I came by accident across the anime Aoki Densetsu Shoot (Blue Legend Shoot) and when I heard the beginning of the opening song, I knew that it would be good. It is very rare that the opening (and, slightly less important, the ending) song does not give off a “vibe” about the anime. If it is spooky, angry or disharmonious, you can be sure that the anime is also aiming at people who treasure such feelings. The Japanese are quite good at matching such things, I have seen only a very few exceptions to this.
(One notable strangeness though: Indecent comedies, which are popular in Japan, often have very cheerful and upbeat songs without any lurid overtones. They are simply happy. I guess the Japanese don’t have the same guilt as most westerners about sexuality – it just takes on the color of its context. But this topic is non-existent in Aoki Densetsu Shoot. There is some low-key romance, as is common in sports anime, but it is very very chaste.)
I have watched 20 episodes over the last few days, and am glad I did. It is quite old, from 1993, and you can kind of see this. It must have been a fairly high-end production at the time, I guess, but because they did not have computer assistance in the production back then, they had to use certain shortcuts to make the desired effects, and the resolution is simply lower than today. It is quite well drawn though.
The anime is about a high school soccer team. Ironically, soccer is something I have had particularly little interest in. I grew up in a village on the west coast of Norway, and as in all such villages, soccer was the most important thing in a boy’s life until he discovered sex. For some, probably afterwards too. While Norwegians have valued sports highly since the Viking age if not before, and have many excellent players in several sports considering the sparse population, soccer has the broadest appeal. There may for all I know be only one Norwegian who is not interested in it, though more realistically there may be a few hundred. I don’t know. I knew a couple elderly Christian mystics who professed no interest in soccer, but I think they are dead now. That leaves me, I guess.

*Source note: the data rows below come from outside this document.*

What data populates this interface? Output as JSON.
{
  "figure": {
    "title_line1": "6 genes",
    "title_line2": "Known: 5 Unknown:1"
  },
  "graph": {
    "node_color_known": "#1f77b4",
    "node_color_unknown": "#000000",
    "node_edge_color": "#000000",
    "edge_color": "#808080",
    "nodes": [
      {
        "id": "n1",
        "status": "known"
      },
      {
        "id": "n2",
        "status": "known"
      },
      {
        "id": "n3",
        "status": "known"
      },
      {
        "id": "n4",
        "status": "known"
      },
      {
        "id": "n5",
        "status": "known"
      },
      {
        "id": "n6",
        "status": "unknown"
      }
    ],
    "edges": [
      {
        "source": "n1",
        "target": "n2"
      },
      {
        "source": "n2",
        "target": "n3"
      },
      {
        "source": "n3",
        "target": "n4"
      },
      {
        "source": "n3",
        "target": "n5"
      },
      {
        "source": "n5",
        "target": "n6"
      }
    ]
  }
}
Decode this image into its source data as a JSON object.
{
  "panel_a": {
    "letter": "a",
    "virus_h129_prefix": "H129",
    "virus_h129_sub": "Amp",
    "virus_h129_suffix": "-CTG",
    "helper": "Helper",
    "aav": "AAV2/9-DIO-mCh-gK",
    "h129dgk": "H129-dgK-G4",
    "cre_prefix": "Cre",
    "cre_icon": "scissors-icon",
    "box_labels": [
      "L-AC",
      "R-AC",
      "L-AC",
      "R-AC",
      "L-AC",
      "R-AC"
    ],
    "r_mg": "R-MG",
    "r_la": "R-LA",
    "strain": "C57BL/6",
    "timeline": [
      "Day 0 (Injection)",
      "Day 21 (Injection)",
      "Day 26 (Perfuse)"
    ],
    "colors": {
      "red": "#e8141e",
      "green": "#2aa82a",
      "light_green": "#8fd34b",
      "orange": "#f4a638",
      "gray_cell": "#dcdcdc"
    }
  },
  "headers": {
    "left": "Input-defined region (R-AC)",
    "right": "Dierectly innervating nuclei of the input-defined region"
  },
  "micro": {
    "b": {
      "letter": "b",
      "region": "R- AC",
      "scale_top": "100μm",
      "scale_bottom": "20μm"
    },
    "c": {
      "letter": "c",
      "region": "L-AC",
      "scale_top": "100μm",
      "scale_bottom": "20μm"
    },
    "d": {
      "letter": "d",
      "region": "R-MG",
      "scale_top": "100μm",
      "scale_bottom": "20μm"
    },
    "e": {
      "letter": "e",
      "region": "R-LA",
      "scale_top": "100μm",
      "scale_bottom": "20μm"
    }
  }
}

Until this anime, I did not know what the offside rule was. (But I did know the name, so there is some contamination…)
In any case, the anime is nominally about soccer, but really about people and their dedication to their highest aspiration. This is something that has begun to interest me more lately.
The first 20 episodes are about the team under the leadership of Kubo. Having spent three years in Germany, he returns to find that Japanese soccer is too rigid. He wants to play “fun soccer” where each player uses his strength and where cooperation is built on trust, not on hierarchy and planning. He finds little understanding for this in Japan, but eventually gathers a small team of high schoolers who follow his path. Most of them look up to him as a prodigy or genius. But the truth, as with so many a genius, is that his skill comes from deep love and relentless training.
Tragedy strikes in episode 19. Kubo has not told his teammates that he has leukemia, and during an important match he does something unreasonable if not impossible: Taking the ball from the home goal, past all 11 players of the opposing team, into their goal. Â At the moment of his greatest triumph, his body gives up, and he dies just as he is being declared a legend.
It is indeed few people who become a legend while alive, though it does happen. More become legends after their death. And for some, it happens at the same time. This is typically martyrs, and I guess Kubo is one of them, in a manner of speaking.
I have to agree with his best friends that dying for soccer is stupid. But because they all know and share his love for soccer, they could understand him. The main character of the anime, the freshman Toshi, saw this duality: Kubo was “a godlike person”, but at the same time he was just like them, a high schooler who just loved soccer more than everything.
Having an important character die during the series seems to be pretty common in sports anime, or perhaps I just happen across those for some obscure reason. The other two sports anime that I have found worth watching were about baseball, and both of them had a main character die during the anime. There is probably some very Japanese reason for this. Or, as I said, perhaps I somehow mysteriously am pulled toward these. Even if I have never seen them before or even read the reviews, perhaps the voice in my heart are picking them out for me. Although I kind of doubt that. Or at least not much more than it picks out my Pepsi. Who knows. If life is like a dream, who is the dreamer?